In attesa di capire dove saranno recuperati i soldi per la sforbiciata delle imposte annunciata da Matteo Renzi spunta una piccola certezza: le risorse non arriveranno dai proventi della lotta all’evasione. Per l’ennesima volta, se le indiscrezioni circolate ieri sera saranno confermate, il governo si è rimangiato la promessa fatta alcuni anni orsono. In barba ai pareri parlamentari, che chiedevano di «vincolare» una quota fissa dei tributi recuperati dagli ispettori delle Entrate al Fondo per la riduzione della pressione fiscale, i decreti delegati che dovrebbe arrivare oggi in Consiglio dei ministri non contengono alcun automatismo, ma solo l’introduzione di un monitoraggio sull’evasione da riportare in un documento autonomo del Def.
Nubi in vista anche per le agevolazioni fiscali, che dovranno subire un tagliando ogni cinque anni per valutare l’eventuale modifica o eliminazione, mentre per risolvere il problema dei dirigenti azzerati dalla Consulta la soluzione all’italiana sembra sia stata trovata togliendo la qualifica ai funzionari ma mantenendo le indennità economiche. Per chi paga subito le cartelle esattoriali (entro 60 giorni) è invece in arrivo uno sconto dell’aggio di Equitalia dal 4,65 all’1% (dopo si pagherà il 6%).
Sul fronte della legge di Stabilità i tecnici del ministro Pier Carlo Padoan continuano ad arrovellarsi sul modo di recuperare i 30-35 miliardi necessari a finanziare la manovra. I riflettori sono sempre puntati sull’Europa, che almeno sulla carta resta la vacca più grassa da mungere. In realtà, anche lì i margini sono strettissimi.
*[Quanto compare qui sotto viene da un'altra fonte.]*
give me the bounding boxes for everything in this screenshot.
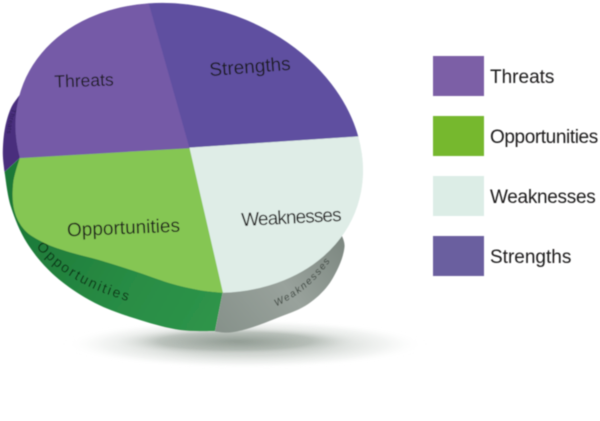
svg-text:Threats: Threats [54,69,114,91]
svg-text:Weaknesses: Weaknesses [490,187,595,208]
svg-text:Weaknesses: Weaknesses [241,205,342,231]
svg-text:Strengths: Strengths [490,247,571,268]
svg-text:Threats: Threats [490,67,554,88]
svg-text:Threats: Threats [5,108,17,135]
svg-text:Opportunities: Opportunities [490,127,598,148]
svg-text:Opportunities: Opportunities [67,216,181,242]
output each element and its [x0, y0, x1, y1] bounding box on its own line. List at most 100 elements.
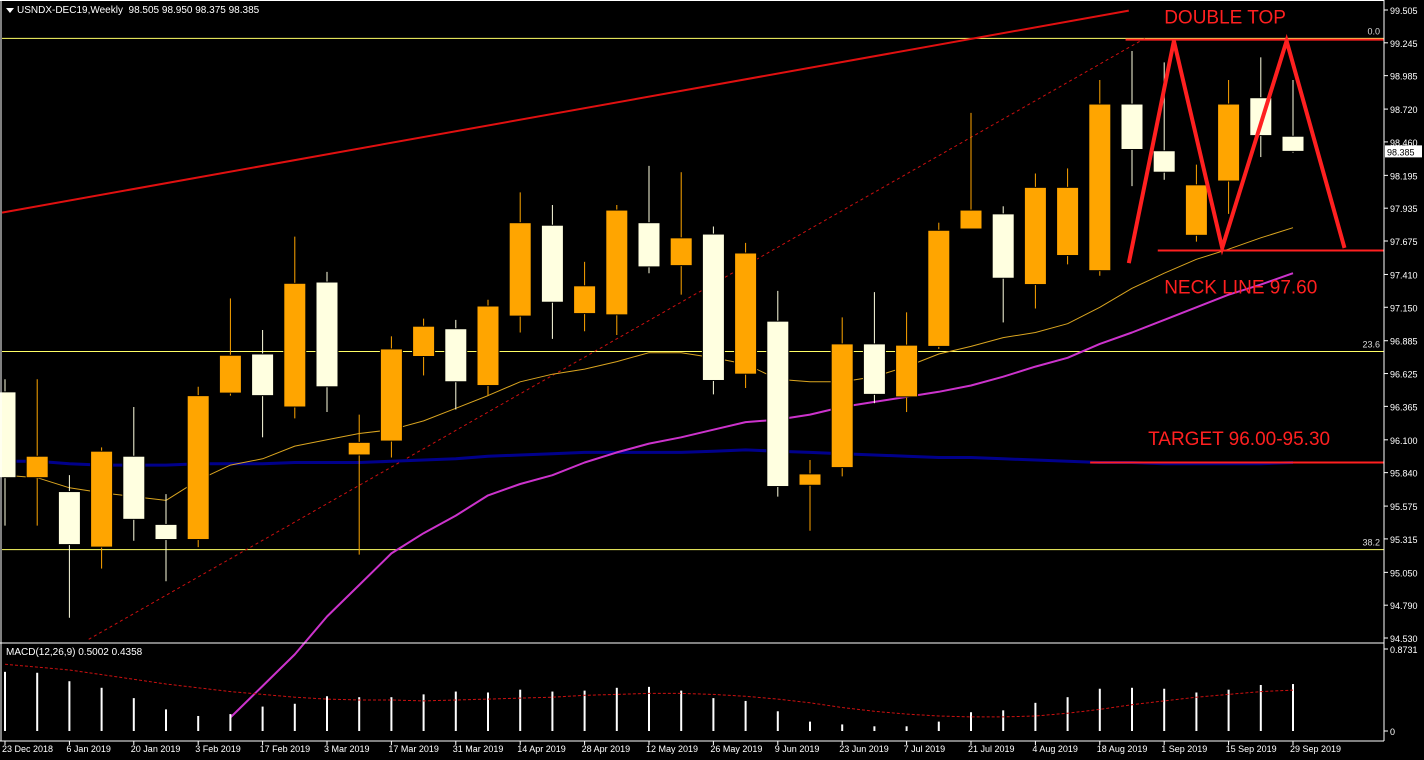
- candle-body: [90, 450, 114, 548]
- fib-level-label: 0.0: [1367, 26, 1380, 36]
- neck-line-label: NECK LINE 97.60: [1164, 277, 1317, 298]
- price-axis: 99.505 99.245 98.985 98.720 98.460 98.195 97.9…: [1383, 0, 1422, 741]
- candle-body: [573, 285, 597, 315]
- candle-body: [862, 343, 886, 395]
- time-tick-label: 28 Apr 2019: [582, 744, 631, 754]
- candle-body: [701, 233, 725, 381]
- channel-trend-line: [1, 9, 1129, 214]
- time-tick-label: 7 Jul 2019: [904, 744, 946, 754]
- current-price-box: [1385, 145, 1422, 158]
- time-tick-label: 23 Jun 2019: [839, 744, 889, 754]
- candle-body: [766, 320, 790, 488]
- time-tick-label: 31 Mar 2019: [453, 744, 504, 754]
- fib-level-label: 23.6: [1362, 339, 1380, 349]
- time-tick-label: 15 Sep 2019: [1226, 744, 1277, 754]
- candle-body: [927, 229, 951, 347]
- time-tick-label: 12 May 2019: [646, 744, 698, 754]
- candle-body: [251, 353, 275, 397]
- candle-body: [540, 224, 564, 303]
- price-tick-label: 97.150: [1390, 303, 1418, 313]
- price-tick-label: 96.365: [1390, 402, 1418, 412]
- price-tick-label: 95.840: [1390, 469, 1418, 479]
- candle-body: [798, 473, 822, 486]
- macd-panel: 0.8731 0: [0, 642, 1418, 737]
- price-tick-label: 99.245: [1390, 39, 1418, 49]
- macd-tick-label: 0: [1390, 727, 1395, 737]
- time-tick-label: 9 Jun 2019: [775, 744, 820, 754]
- time-tick-label: 4 Aug 2019: [1032, 744, 1078, 754]
- candle-body: [283, 282, 307, 408]
- trend-lines: [1, 9, 1146, 640]
- price-tick-label: 96.625: [1390, 370, 1418, 380]
- candles: [0, 51, 1305, 618]
- time-tick-label: 3 Feb 2019: [195, 744, 241, 754]
- fib-trend-line: [88, 37, 1146, 640]
- ma-slow-line: [5, 448, 1294, 467]
- candle-body: [959, 209, 983, 230]
- price-tick-label: 99.505: [1390, 6, 1418, 16]
- macd-signal-line: [4, 663, 1294, 718]
- candle-body: [734, 252, 758, 375]
- candle-body: [218, 354, 242, 394]
- time-tick-label: 17 Mar 2019: [388, 744, 439, 754]
- candle-body: [186, 395, 210, 541]
- price-tick-label: 95.050: [1390, 568, 1418, 578]
- candle-body: [991, 213, 1015, 279]
- time-tick-label: 6 Jan 2019: [66, 744, 111, 754]
- candle-body: [605, 209, 629, 316]
- macd-tick-label: 0.8731: [1390, 645, 1418, 655]
- ma-fast-line: [4, 227, 1294, 501]
- moving-averages: [4, 227, 1294, 719]
- price-tick-label: 98.985: [1390, 72, 1418, 82]
- candle-body: [0, 391, 17, 479]
- time-tick-label: 17 Feb 2019: [260, 744, 311, 754]
- candle-body: [1152, 150, 1176, 173]
- price-tick-label: 96.885: [1390, 337, 1418, 347]
- ohlc-values: 98.505 98.950 98.375 98.385: [128, 5, 260, 16]
- candle-body: [1217, 103, 1241, 182]
- fibonacci-levels: 0.0 23.6 38.2: [2, 26, 1384, 551]
- price-tick-label: 97.675: [1390, 237, 1418, 247]
- candle-body: [154, 523, 178, 541]
- candle-body: [637, 222, 661, 268]
- ma-mid-line: [229, 272, 1294, 719]
- time-tick-label: 21 Jul 2019: [968, 744, 1015, 754]
- candle-body: [1120, 103, 1144, 150]
- candle-body: [1281, 135, 1305, 152]
- price-tick-label: 97.410: [1390, 270, 1418, 280]
- double-top-label: DOUBLE TOP: [1164, 7, 1286, 28]
- price-tick-label: 94.530: [1390, 634, 1418, 644]
- current-price-label: 98.385: [1387, 147, 1415, 157]
- price-tick-label: 98.460: [1390, 138, 1418, 148]
- price-tick-label: 98.720: [1390, 105, 1418, 115]
- time-axis: 23 Dec 2018 6 Jan 2019 20 Jan 2019 3 Feb 20…: [0, 740, 1384, 754]
- candle-body: [347, 441, 371, 456]
- candle-body: [379, 348, 403, 442]
- time-tick-label: 14 Apr 2019: [517, 744, 566, 754]
- candle-body: [57, 491, 81, 546]
- time-tick-label: 26 May 2019: [710, 744, 762, 754]
- price-tick-label: 95.315: [1390, 535, 1418, 545]
- candle-body: [122, 455, 146, 520]
- candle-body: [1088, 103, 1112, 272]
- candle-body: [895, 344, 919, 398]
- candle-body: [315, 281, 339, 388]
- candle-body: [830, 343, 854, 469]
- candle-body: [508, 222, 532, 317]
- candle-body: [25, 455, 49, 479]
- time-tick-label: 20 Jan 2019: [131, 744, 181, 754]
- candle-body: [1184, 184, 1208, 236]
- fib-level-label: 38.2: [1362, 538, 1380, 548]
- time-tick-label: 23 Dec 2018: [2, 744, 53, 754]
- time-tick-label: 18 Aug 2019: [1097, 744, 1148, 754]
- price-tick-label: 96.100: [1390, 436, 1418, 446]
- dropdown-triangle-icon[interactable]: [6, 7, 14, 13]
- pattern-annotations: DOUBLE TOP NECK LINE 97.60 TARGET 96.00-95…: [1090, 7, 1384, 464]
- time-tick-label: 29 Sep 2019: [1290, 744, 1341, 754]
- candle-body: [1023, 186, 1047, 286]
- symbol-label: USNDX-DEC19,Weekly: [17, 5, 123, 16]
- candle-body: [412, 325, 436, 358]
- chart-header[interactable]: USNDX-DEC19,Weekly 98.505 98.950 98.375 …: [6, 5, 259, 16]
- price-tick-label: 98.195: [1390, 171, 1418, 181]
Come ha spiegato ieri in un’intervista al Corriere della Sera il presidente dell’Ufficio parlamentare di Bilancio, Giuseppe Pisauro, avendo già ottenuto lo 0,4%, «la clausola sulle riforme potrebbe darci un margine aggiuntivo di 0,1 punti». Il che significa 1,6 miliardi di euro.
Anche sul fronte degli investimenti scorporati dal bilancio, da cui il governo spera di ottenere 5-6 miliardi, la strada sembra in salita. La clausola può essere attivata, ha detto Pisauro, «ma per finanziare opere pubbliche, non per ridurre le tasse». E oltre tutto non è chiaro se «le due clausole siano cumulabili». Molto dipenderà anche «dalle previsioni della Commissione Ue, che oggi sono peggiori di quelle del governo». Ed ecco il punto su cui stanno lavorando gli esperti economici di Palazzo Chigi e Via Settembre. L’idea è quella di bluffare un po’ sul 2016, alzando le stime di crescita rispetto all’1,4% già previsto. Spostare l’asticella più in su permetterebbe di liberare margini sul rapporto deficit/pil. Ma per riuscire il giochino dovrebbe essere supportato da qualche elemento di concretezza. E quello arrivato ieri dal Fondo monetario internazionale potrebbe essere l’assist perfetto per taroccare leggermente la Nota di aggiornamento del Def che dovrà essere presentata entro il 20 settembre. «Nel secondo trimestre», si legge in un documento del Fondo preparato per il G20 di Ankara, «la crescita italiana è superiore alle attese e dovrebbe continuare a migliorare» anche nel 2016 sostenuta «dal calo dei prezzi del petrolio, dall’allentamento monetario e dal deprezzamento dell’euro».
Musica per le orecchie del consigliere economico di Renzi, Filippo Taddei, che si è avventato sulla notizia: «Notizie incoraggianti dall’Fmi per l’Italia, che prevede un’accelerazione della crescita economica del nostro Paese. La strada è quella giusta».